If a feller’s been astraddle since he’s big enough to ride,
And has had to throw a saddle onto every sort of hide;
Though it’s nothin’ they take pride in, most of fellers I have knowed,
If they ever done much ridin’, has at various times got throwed.

It perhaps is when you’re startin’ on a round up some fine day,
That you feel a bit onsartin’ ’bout some little wall eyed bay.
Fer he swells to beat the nation while yore cinchin’ up the slack,
And he keeps a elevation in your saddle at the back.

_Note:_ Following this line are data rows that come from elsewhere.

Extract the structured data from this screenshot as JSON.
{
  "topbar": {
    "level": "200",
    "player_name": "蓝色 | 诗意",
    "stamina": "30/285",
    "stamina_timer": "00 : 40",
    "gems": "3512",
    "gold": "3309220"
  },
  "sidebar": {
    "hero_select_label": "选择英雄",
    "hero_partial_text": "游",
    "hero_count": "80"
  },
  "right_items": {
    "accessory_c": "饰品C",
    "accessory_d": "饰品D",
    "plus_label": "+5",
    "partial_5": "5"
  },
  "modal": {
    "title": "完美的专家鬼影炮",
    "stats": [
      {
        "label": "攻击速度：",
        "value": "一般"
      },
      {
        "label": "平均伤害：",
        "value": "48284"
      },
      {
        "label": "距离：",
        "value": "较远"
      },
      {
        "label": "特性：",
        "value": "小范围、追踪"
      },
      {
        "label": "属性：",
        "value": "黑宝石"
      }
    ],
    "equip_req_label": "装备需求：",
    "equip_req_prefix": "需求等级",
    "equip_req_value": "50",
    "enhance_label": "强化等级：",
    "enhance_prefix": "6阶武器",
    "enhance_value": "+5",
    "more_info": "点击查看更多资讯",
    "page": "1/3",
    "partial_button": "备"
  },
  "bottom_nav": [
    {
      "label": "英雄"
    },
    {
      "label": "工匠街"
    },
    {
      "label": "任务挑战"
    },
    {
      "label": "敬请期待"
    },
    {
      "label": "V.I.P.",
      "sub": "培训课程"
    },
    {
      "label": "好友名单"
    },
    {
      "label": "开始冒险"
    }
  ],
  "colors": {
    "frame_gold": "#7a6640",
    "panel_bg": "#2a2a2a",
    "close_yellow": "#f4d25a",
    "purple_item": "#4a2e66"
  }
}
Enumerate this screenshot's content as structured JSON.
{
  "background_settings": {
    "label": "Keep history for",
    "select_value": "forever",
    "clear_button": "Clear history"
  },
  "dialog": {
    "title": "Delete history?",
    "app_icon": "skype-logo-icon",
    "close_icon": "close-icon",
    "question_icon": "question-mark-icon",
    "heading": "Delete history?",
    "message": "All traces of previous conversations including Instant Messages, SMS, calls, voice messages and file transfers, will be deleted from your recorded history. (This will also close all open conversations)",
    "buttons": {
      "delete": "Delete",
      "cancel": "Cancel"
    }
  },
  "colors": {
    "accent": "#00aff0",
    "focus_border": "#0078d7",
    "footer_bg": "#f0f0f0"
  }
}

He starts rairin’ and a jumpin’ and he strikes when you git near.
But you cuss him and you thump him till you git him by the ear.
Then your right hand grabs the saddle and you ketch a stirrup too,
And you aim to light astraddle like a wholly buckaroo.

But he drops his head and switches and he gives a back’ards jump.
Out of reach your stirrup twitches and your right spur grabs his rump.
And, “Stay with him!” shouts some feller. But you know it’s hope forlorn.
And you feel a streak of yeller as you choke the saddle horn.

Then you feel one rein droppin’ and you know he’s got his head,
And your shirt tail’s out and floppin’ and the saddle pulls like lead.
Then it ain’t no use a tryin’ for your spurs begin to slip
Now you’re upside down and flyin’ and horn tears from your grip.

Then you get a vague sensation as upon the ground you roll,
Like a vi’lent separation twixt your body and your soul.
And you land again a hummick where you lay and gap fer breath,
And there’s sumpthin’ grips your stummick like the awful clutch of death.

Yes the landscape round you totters when at last you try to stand,
And you’re shaky on your trotters and your mouth is full of sand.
They all swear you beat a circus or a hoochy koochy dance,
Moppin’ up the canon’s surface with the busom of your pants.

There’s fellers gives perscriptions how them bronchos should be rode.
But there’s few that gives descriptions of the times when they got throwed.

 

Bruce Kiskaddon (1878–1950) worked for ten years as a cowboy, starting in 1898 in southeastern Colorado’s Picketwire area. He published short stories and nearly 500 poems. His poems are among the most admired and the most recited classic poems.